TOKYO: Ratings agency Standard & Poor’s on Wednesday cut its outlook on Japan’s sovereign debt following last month’s quake-tsunami disaster and warned that reconstruction costs could pass $600 billion.
It said, however, that the March 11 disaster, which obliterated whole towns on the northeast coast, left 26,000 people dead or missing and triggered a nuclear crisis, would not hurt Japan’s medium-term growth potential.
The credit ratings agency said the cost of rebuilding could range from 20 trillion yen to 50 trillion yen ($245 billion to $612 billion).
It said 30 trillion yen was its central forecast, if there are no measures to boost revenue, such as tax increases. The figure is somewhat higher than government estimates of as much as 25 trillion yen, not including the nuclear accident.
“If there are no revenue-enhancing measures such as tax increases, we expect the central and local governments to bear most of this cost,” the ratings agency said.
“Although we do not expect the disasters to materially hurt the country’s medium-term growth potential,” Standard & Poor’s said it forecast that the calamity would increase Japan’s fiscal deficit by a cumulative 3.7 percent of GDP through 2013.
The rating’s agency cut the outlook on its Japan debt rating to negative from stable.
“The negative outlook signals that a downgrade is possible if Japan’s public finances weaken further over the next two years in the absence of fiscal consolidation to offset them.
“We believe that uncertainty over the country’s fiscal and economic outlook will lessen over the next six to 24 months.”
The ratings agency affirmed its long-term sovereign credit rating at “AA-.”
S&P’s announcement comes as Japan struggles to whittle down a public debt mountain around 200 percent of its $5 trillion economy, the highest debt level among industrialized nations.
Finance Minister Yoshihiko Noda did not comment on the S&P outlook downgrade but said the country had to balance reconstruction needs with fiscal reform.
“We managed to secure financial resources [for a four trillion yen extra budget] without issuing new government bonds,” he said.
“We will keep this stance in principle and make efforts to retain domestic and international confidence in our economy and finances.”
The ratings agency said: “If the government’s debt trajectory remains on its current course or begins to erode the nation’s external position, the long- and short-term ratings could be lowered.”
Standard & Poor’s warned that its projections were “uncertain” because of ongoing developments at the Fukushima nuclear power plant, where workers are battling to cool reactors and spent fuel rod pools to prevent a meltdown.
“Much will depend on Japan’s political leadership and its ability to forge a political consensus on how to offset fiscal measures in the future,” it said.
“The extent of environmental contamination in northeastern Japan remains unknown.”

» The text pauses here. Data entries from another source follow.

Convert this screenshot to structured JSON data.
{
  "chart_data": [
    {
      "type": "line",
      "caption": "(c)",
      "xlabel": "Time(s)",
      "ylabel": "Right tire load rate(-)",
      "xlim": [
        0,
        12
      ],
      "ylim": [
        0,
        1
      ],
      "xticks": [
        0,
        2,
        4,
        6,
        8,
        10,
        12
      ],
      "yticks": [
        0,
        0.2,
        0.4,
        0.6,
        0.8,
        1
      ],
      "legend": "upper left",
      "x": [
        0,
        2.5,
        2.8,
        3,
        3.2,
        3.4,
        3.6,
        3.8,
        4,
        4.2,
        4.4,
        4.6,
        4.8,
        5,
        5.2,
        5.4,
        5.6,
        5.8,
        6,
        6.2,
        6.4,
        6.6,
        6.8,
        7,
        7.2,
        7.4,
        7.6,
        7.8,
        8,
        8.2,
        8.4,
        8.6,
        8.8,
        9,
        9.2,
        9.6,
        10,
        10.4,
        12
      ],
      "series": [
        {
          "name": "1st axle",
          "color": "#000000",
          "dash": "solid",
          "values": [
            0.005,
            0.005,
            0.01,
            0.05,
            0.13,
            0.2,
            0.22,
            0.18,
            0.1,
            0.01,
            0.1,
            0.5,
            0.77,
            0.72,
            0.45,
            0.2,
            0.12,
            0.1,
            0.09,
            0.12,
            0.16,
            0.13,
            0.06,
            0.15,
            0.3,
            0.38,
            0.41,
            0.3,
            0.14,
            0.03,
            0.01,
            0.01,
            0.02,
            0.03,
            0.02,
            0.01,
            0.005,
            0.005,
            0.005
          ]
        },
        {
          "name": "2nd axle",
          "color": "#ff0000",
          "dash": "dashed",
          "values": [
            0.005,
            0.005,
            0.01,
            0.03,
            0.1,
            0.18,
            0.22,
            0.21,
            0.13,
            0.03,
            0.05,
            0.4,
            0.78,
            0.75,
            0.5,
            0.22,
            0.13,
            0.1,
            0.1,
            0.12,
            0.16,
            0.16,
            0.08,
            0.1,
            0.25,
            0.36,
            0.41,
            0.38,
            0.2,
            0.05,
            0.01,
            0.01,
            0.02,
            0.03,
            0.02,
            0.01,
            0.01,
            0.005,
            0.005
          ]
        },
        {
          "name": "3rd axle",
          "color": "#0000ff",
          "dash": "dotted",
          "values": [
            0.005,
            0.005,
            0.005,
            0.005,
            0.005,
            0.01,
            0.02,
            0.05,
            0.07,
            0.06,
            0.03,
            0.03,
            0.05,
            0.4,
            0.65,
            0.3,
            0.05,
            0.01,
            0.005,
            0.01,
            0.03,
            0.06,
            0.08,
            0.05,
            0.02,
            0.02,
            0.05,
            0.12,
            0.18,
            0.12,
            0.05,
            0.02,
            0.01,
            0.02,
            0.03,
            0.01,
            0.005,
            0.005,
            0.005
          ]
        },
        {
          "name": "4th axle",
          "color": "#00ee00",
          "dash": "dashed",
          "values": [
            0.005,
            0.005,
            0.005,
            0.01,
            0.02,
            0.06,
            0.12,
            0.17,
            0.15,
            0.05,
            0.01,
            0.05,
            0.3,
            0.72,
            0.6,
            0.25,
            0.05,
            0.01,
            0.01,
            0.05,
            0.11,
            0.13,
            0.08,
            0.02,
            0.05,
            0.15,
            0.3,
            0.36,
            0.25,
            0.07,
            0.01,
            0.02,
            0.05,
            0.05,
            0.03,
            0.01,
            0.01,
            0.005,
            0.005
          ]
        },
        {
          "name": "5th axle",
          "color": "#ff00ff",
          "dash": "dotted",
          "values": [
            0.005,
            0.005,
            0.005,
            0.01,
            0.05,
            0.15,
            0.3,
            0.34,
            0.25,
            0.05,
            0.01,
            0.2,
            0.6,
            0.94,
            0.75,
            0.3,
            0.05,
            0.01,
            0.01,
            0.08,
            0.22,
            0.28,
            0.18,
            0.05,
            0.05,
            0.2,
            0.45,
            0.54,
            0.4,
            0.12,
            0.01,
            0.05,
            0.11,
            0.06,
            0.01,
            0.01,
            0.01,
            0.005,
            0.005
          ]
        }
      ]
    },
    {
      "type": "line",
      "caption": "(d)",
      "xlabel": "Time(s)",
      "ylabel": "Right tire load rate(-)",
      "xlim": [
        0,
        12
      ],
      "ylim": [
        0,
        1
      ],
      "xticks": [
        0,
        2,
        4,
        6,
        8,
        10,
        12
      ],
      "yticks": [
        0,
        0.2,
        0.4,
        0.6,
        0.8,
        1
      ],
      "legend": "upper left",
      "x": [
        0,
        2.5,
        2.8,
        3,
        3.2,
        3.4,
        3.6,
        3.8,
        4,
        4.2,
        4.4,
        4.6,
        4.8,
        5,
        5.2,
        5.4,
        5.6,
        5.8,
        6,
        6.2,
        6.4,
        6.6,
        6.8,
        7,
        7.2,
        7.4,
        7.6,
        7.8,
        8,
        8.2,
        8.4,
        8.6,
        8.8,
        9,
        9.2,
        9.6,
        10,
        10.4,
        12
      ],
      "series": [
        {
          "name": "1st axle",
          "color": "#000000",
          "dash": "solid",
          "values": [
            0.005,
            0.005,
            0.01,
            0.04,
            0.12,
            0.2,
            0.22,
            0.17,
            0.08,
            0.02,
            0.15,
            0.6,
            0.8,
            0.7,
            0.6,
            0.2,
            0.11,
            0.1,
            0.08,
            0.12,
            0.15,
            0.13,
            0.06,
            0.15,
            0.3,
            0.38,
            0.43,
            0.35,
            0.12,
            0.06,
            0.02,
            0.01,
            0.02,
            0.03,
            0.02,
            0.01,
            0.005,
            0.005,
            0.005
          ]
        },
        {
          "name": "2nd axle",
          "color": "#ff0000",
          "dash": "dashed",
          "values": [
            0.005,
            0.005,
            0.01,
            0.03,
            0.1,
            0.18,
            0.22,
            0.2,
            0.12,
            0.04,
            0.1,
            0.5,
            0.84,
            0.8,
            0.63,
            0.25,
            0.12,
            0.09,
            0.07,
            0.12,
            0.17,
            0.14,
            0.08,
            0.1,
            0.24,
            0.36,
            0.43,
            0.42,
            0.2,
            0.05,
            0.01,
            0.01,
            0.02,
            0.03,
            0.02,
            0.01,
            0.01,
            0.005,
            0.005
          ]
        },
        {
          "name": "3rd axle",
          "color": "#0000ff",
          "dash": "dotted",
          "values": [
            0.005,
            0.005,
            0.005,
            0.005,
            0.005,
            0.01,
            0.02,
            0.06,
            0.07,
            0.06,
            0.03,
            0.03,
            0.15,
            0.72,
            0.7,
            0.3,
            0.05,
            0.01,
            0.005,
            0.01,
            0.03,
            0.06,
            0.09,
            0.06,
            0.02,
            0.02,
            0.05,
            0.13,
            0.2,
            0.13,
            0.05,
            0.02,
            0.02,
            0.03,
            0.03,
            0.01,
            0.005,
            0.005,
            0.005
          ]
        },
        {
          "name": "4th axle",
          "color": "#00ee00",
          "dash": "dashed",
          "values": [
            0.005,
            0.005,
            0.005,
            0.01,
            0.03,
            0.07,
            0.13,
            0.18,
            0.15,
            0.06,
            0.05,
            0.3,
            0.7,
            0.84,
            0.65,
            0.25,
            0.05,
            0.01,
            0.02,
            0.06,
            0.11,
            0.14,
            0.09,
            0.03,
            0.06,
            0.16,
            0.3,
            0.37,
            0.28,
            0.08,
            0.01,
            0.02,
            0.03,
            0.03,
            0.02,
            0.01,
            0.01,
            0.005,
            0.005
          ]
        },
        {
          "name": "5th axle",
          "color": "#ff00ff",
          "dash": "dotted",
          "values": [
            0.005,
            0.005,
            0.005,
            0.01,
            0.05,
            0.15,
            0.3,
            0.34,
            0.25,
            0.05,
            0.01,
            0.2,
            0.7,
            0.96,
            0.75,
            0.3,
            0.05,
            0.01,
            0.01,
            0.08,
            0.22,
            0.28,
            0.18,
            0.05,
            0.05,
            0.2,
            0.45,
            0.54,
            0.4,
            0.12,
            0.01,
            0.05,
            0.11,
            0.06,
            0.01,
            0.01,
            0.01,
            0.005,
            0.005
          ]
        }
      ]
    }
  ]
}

The nuclear disaster, the world’s worst since Chernobyl 25 years ago, has caused electricity shortages while the quake and tsunami damaged and destroyed production facilities and infrastructure, disrupting supply chains.
“Although we expect no lasting damage to Japan’s supply chains, some manufacturers could decide to move a greater share of production offshore,” the ratings agency said.
“Combined with the headwinds of intermittent deflation and a fast-ageing population, Japan will be challenged to raise its real GDP growth potential much above one percent annually over the medium term, in our view.”
Retail sales recorded their steepest drop in 13 years in March, the government said Wednesday as the disasters dampened consumer sentiment.
Japan has been fighting a long and losing battle against deflation, which prompts consumers to defer purchase decisions, clouding the outlook for corporate investment and creating a drag on growth.
Standard & Poor’s said Japan’s sovereign ratings were supported by its ample net external assets, relatively strong financial system following years of restructuring and diversified economy.